Saint-Nectaire (/fr/; Auvergnat: Sant Nectare) is a commune in the Puy-de-Dôme department in Auvergne in central France. The village is in two sections Saint-Nectaire-le-Haut and Saint-Nectaire-le-Bas. It is a popular summer vacation destination, with a disproportionate number of hotels and restaurants for a rural village of its size.

==History==
Saint-Nectaire was the name of an estate in Auvergne that belonged to the count of Auvergne, who ceded it at a date between 1146 and 1178 to the Abbey of La Chaise-Dieu for the foundation of a priory and sepulcher dedicated to Saint Nectarius of Auvergne (Saint Nectaire), associated with the site as the first evangelist of the region. The legenda of Saint Nectarius record the site of a temple of Apollo on Mont Cornadore, converted into the basilica, of which the oldest structures still standing are of the eleventh century. In the basilica is a characteristically Auvergnat Virgin and Child of the second half of the twelfth century. The site's thermal springs, which would account for a healing shrine of Apollo, were extensively developed in the 19th century into a spa facility. In a cave in the mountain are hydrothermal stalagmites.

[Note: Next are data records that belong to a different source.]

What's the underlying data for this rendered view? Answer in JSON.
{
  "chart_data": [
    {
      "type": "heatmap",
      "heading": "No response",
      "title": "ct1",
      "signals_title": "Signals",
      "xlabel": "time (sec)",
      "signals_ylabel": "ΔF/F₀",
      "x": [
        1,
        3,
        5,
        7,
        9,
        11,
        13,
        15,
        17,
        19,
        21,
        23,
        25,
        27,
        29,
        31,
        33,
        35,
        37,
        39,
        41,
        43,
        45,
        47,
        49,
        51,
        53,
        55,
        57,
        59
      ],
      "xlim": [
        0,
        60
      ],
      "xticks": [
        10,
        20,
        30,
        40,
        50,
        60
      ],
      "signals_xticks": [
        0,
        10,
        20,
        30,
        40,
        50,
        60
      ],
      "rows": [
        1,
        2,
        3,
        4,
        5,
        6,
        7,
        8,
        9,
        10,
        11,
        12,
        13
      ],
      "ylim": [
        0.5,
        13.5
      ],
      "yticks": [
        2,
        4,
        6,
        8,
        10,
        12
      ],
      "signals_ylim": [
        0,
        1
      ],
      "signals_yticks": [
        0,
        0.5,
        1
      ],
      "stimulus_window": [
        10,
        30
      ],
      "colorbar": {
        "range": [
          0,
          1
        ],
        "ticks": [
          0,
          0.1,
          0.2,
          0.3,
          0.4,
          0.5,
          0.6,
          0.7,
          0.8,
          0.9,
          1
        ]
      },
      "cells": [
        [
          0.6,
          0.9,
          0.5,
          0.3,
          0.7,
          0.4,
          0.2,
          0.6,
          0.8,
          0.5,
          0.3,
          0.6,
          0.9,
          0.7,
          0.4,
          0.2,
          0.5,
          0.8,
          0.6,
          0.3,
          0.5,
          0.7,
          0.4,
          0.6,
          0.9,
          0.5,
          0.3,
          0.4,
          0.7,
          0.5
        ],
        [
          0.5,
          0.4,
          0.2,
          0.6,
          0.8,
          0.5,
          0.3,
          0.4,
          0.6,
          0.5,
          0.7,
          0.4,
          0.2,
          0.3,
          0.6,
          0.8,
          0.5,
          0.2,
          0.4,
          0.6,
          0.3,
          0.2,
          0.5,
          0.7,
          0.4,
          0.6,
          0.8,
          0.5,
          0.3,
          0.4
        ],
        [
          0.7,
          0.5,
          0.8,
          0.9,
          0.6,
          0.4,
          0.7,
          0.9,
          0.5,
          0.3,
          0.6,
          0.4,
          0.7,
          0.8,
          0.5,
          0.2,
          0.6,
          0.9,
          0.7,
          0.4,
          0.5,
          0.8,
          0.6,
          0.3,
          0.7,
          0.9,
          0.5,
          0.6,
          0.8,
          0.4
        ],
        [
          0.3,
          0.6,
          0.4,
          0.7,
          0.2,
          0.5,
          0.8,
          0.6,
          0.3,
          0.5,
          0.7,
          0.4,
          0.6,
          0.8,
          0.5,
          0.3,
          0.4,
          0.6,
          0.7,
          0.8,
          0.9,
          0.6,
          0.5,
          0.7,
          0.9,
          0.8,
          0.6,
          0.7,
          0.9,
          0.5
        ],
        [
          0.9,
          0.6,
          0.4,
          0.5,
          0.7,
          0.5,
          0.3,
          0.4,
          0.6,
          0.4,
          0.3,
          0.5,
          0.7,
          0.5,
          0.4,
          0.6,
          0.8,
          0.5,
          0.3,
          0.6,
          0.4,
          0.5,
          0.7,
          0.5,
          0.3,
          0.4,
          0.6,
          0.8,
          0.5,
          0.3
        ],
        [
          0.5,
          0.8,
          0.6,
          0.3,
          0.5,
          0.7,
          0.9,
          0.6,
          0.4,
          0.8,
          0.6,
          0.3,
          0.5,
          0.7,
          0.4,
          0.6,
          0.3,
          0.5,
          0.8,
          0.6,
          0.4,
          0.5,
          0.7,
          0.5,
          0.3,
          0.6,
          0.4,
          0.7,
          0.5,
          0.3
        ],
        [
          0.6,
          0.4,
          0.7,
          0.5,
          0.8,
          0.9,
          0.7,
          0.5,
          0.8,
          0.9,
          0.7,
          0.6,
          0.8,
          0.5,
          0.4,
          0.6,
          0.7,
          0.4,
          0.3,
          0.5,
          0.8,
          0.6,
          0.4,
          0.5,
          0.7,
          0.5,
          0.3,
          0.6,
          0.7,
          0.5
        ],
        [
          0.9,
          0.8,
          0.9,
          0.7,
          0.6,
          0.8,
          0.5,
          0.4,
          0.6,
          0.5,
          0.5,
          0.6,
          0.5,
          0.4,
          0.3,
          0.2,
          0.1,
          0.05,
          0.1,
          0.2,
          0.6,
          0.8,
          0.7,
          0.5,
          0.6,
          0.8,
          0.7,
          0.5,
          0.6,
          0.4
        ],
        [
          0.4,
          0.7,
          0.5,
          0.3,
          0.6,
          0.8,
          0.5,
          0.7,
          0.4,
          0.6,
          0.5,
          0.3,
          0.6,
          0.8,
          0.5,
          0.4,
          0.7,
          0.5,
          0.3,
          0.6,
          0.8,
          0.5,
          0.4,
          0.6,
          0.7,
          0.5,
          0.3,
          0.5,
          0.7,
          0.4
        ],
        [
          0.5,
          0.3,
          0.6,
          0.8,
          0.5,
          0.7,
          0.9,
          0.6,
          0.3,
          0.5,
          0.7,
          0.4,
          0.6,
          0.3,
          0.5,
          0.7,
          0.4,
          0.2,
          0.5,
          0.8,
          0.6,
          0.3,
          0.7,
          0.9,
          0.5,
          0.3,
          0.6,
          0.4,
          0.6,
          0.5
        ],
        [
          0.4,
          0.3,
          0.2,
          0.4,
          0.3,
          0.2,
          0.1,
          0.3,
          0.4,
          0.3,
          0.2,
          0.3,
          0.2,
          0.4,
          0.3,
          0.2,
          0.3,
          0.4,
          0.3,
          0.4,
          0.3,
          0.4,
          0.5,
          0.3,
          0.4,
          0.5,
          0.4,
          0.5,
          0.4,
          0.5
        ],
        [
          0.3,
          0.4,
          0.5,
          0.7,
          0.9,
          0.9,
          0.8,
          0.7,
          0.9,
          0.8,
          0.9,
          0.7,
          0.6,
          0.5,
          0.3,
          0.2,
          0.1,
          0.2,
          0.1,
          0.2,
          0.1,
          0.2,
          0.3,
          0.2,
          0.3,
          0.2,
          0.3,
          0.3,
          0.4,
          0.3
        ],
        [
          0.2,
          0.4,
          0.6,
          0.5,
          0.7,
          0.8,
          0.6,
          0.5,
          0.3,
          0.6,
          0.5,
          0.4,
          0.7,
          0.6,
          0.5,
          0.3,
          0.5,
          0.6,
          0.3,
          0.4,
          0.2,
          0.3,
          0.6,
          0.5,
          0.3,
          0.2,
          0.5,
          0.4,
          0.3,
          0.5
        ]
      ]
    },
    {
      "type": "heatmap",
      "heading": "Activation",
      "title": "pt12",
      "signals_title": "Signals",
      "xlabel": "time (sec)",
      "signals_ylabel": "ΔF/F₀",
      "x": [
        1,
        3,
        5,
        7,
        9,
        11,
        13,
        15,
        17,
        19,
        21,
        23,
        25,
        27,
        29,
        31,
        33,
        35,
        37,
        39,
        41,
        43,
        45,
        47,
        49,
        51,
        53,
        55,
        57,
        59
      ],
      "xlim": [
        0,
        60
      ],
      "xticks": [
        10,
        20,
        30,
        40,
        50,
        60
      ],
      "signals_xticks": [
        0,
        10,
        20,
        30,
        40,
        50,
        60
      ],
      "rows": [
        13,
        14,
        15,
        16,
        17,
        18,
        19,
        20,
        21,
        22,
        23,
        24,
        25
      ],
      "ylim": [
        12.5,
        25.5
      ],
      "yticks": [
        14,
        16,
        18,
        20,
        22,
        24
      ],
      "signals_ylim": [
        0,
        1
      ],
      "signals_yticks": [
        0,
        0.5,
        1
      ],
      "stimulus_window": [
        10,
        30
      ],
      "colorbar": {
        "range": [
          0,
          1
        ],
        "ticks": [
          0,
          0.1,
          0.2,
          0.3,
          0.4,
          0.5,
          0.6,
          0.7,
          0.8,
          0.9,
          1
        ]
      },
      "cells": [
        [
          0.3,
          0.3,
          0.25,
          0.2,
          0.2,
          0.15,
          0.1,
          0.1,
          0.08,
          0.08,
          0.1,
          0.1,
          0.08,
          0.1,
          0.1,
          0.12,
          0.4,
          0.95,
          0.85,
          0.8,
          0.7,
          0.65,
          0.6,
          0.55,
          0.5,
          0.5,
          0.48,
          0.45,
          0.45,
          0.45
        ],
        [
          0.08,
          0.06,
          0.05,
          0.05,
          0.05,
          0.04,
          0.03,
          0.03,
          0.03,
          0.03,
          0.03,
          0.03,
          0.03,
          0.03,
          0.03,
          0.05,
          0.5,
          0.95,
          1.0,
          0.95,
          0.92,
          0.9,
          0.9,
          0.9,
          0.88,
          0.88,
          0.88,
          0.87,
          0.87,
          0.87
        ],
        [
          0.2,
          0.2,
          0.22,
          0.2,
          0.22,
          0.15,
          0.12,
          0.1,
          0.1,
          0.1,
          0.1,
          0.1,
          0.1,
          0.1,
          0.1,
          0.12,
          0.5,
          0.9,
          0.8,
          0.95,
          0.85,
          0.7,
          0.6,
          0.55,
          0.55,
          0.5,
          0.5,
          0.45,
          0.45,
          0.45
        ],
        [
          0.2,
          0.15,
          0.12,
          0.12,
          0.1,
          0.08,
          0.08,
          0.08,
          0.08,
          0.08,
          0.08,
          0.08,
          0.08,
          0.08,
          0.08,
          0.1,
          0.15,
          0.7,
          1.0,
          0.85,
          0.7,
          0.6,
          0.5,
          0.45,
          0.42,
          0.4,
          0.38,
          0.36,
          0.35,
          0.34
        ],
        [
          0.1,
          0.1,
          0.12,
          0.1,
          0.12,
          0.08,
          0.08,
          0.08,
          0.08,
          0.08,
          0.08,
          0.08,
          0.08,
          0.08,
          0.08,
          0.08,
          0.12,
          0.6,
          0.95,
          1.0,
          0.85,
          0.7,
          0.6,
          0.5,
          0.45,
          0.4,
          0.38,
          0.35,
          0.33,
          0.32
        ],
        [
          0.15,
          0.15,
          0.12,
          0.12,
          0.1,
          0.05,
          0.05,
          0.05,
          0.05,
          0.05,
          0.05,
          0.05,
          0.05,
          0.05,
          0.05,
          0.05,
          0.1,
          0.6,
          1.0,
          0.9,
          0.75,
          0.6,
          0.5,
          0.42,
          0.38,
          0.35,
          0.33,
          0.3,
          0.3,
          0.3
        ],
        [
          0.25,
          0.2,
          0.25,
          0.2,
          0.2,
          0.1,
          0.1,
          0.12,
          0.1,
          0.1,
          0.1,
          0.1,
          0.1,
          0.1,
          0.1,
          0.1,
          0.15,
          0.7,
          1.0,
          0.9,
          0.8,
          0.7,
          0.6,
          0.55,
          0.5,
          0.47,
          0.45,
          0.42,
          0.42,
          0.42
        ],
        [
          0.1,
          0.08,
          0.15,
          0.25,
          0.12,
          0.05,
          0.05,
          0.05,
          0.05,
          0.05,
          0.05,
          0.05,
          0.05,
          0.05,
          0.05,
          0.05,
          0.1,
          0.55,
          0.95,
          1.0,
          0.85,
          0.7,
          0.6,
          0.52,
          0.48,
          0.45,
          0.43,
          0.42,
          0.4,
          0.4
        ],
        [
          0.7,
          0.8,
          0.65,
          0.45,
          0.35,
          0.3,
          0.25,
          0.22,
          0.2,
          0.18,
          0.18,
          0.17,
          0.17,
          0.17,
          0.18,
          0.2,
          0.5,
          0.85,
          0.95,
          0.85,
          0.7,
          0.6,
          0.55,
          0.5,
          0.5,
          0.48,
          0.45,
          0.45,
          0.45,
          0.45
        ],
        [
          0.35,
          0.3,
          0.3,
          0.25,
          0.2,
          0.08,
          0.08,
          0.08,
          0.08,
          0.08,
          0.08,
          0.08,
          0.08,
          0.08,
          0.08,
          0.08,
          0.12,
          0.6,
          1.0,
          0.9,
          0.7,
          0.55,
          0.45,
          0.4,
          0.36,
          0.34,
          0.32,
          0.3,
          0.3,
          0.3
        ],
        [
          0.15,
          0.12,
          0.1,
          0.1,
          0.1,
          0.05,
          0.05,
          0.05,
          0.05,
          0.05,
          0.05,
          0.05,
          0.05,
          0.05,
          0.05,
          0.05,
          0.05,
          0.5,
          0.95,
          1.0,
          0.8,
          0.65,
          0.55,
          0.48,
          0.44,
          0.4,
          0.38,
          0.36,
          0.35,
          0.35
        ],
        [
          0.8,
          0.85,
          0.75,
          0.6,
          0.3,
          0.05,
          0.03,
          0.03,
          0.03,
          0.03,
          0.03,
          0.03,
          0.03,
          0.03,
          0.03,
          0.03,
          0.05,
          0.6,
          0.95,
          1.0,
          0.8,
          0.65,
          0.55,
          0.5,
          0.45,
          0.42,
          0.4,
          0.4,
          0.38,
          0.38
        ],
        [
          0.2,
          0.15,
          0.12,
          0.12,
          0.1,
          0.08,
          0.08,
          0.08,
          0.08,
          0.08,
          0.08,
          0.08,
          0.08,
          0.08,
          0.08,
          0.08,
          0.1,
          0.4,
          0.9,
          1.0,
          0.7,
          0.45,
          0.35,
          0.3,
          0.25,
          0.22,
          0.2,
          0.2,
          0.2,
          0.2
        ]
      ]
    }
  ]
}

The château-fort, whose ruins survive near the church, gave its name to a feudal house holding distinguished rank in the 13th century but extinct in the 18th. The eldest branch of this family held the marquisate of La Ferté, and produced a heroine of the religious wars of the 16th century, Madeleine de Saint Nectaire, who married Guy de St Exupery, seigneur de Miremont, in 1548, and fought successfully at the head of the Protestants in her territory against the troops of the League. To the same house belonged the branches of the marquises of Chateauneuf, the seigneurs of Brinon-sur-Sauldre and St Victour, and the seigneurs of Clavelier and Fontenilles, all of which are now extinct.